One of the benefits of being able to look back and find interesting moments in a perfumer’s history is I have the benefit of perfect vision when looking backwards. One of the moments I realized was a real watershed moment in masculine perfumes happened under the aegis of two of the best designer perfumers working. As I’ve covered previously in the late 1980’s men’s fragrance was beginning a shift towards the aquatic and the fresh. Two perfumers who had been working together for about five years were not going to let it go down without offering an alternative. The three men’s perfumes Francois Demachy and Jacques Polge had a hand in from 1987-1990 were Chanel pour Monsieur Concentree, Tiffany for Men, and Chanel Egoiste. Messrs. Demachy and Polge would offer a less burly fragrance that wasn’t quite as aquatic or clean, as the burgeoning trend towards that style was beginning to dominate the market.
They combined on adapting the original Chanel pour Monsieur composed in 1955 by Henri Robert into the Concentree version in 1987. This was a follow-up to their only previous masculine release 1981’s Chanel Antaeus. Where Antaeus was the scent of a player circa 1980’s; with Pour Monsieur Concentree they were trying to define a certain more refined masculine style. If the aquatics were for casual perfume wearing. Pour Monsieur Concentree was for wearing once you came in from the sun. Messrs. Demachy and Polge took the original and intensified it. It was a divisive move as some think it throws the balance off and turns it cloying. I have the opposite opinion. They upped the central note of cardamom until it goes from just a hint of green into something that is no mere trifle at the heart of Pour Monsieur Concentree. This enhanced cardamom follows an energetic lemon opening. This opening would return in 1996’s Chanel Allure. The base was a classic chypre finish but again taken up a couple notches in intensity. I believe they took what was a traditional cologne and beefed it up into something which has much more presence.
Two years later they would return to the themes of Pour Monsieur but while being asked to create a perfume for the jewelry brand Tiffany. 1989’s Tiffany for Men seems like what Messrs. Demachy and Polge wanted to do with Pour Monsieur Concentree but were handcuffed into reprising the original set of notes. Freed of those constraints they would create a uniquely masculine Oriental. They start with bergamot to provide the citrus but juniper berry and coriander provide a bit of a gin accord to go with it. This time instead of just taking cardamom and upping the concentration to create green they take geranium and galbanum to create a seriously green floral heart. The base notes of nutmeg and pepper over a very creamy sandalwood are a fabulous finish. This is one of my favorite men’s perfumes of all-time because it really does have it all. The fresh opening into an intense green down to a spicy woody finish. I knew I didn’t want to smell like the ocean I wanted to smell like Tiffany’s.

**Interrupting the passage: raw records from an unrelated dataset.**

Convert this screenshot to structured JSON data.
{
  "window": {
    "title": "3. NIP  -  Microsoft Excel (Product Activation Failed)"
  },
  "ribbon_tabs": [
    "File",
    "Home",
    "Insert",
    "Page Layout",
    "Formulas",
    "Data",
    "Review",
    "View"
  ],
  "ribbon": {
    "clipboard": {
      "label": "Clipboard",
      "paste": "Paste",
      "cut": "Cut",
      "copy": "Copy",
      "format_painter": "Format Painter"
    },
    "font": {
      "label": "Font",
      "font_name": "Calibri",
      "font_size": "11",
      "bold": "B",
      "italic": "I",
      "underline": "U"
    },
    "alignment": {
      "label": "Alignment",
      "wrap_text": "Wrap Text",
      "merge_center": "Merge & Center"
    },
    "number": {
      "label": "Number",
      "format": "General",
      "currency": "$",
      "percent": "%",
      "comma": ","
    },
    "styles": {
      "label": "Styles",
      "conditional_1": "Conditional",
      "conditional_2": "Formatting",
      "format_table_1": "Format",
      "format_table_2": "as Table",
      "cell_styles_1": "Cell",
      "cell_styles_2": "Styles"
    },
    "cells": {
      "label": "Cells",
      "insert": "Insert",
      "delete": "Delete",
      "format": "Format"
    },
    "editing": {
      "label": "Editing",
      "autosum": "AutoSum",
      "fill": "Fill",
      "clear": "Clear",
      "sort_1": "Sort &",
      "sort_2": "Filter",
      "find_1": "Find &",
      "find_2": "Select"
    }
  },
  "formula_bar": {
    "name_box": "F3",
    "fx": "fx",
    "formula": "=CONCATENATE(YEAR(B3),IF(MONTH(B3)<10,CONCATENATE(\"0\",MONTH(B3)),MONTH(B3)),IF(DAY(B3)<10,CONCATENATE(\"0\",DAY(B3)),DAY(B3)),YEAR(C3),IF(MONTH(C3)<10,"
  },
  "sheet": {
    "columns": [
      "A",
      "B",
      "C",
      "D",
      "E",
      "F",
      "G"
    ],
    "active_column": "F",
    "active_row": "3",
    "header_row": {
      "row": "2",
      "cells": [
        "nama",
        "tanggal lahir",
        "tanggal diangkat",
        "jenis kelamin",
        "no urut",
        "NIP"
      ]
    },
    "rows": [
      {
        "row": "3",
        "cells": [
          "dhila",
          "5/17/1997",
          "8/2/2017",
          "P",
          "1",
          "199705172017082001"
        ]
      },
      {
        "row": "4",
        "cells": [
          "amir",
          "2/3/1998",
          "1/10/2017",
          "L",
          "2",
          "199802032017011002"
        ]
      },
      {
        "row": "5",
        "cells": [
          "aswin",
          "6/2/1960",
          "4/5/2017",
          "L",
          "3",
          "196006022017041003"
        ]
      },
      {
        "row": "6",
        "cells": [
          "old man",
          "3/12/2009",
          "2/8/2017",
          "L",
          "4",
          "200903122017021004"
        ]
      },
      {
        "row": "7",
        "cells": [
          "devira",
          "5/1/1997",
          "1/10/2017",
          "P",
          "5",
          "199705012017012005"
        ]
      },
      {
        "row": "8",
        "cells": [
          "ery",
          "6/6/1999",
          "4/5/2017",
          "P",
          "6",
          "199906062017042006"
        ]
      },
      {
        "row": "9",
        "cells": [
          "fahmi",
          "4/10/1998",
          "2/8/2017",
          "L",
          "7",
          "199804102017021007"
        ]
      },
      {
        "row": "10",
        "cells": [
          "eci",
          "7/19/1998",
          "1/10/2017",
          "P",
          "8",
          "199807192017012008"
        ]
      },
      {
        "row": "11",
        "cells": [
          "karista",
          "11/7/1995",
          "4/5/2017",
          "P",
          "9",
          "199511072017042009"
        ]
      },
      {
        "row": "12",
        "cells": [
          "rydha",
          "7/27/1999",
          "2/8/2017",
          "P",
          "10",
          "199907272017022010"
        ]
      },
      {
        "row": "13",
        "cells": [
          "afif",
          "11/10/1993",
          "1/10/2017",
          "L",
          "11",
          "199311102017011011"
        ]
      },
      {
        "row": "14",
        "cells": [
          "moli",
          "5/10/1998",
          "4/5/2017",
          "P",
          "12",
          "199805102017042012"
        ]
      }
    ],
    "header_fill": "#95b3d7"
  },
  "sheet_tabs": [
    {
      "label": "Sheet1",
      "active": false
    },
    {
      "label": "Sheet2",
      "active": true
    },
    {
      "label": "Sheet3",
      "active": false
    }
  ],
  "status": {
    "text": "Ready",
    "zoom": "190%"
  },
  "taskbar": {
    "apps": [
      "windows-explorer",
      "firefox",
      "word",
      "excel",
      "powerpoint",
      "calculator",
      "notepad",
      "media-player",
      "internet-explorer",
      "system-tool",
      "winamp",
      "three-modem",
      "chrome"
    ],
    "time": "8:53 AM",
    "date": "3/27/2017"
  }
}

In 1990 they would bring all of this together to create the unforgettable Chanel Egoiste. Again they open with citrus but the choice this time is the sweeter tangerine paired with a pale rosewood. Those rose facets will lead into rose in the heart which is enhanced by the presence of coriander. The coriander defines the spiciness underlying a great rose. For the base notes sandalwood is here but they choose to go sweet with vanilla and they use the botanical musk of ambrette seeds to provide a much more delicate muskiness to the final moments. Egoiste is considered to be one of the great masculine masterpieces and continues to be held in high regard.
These three perfumes provided a counterpoint to the perfume trends which wer ein flux. That I can still look back and laud them shows that Messrs. Demachy and Polge succeeded in giving men of a certain aesthetic an alternative.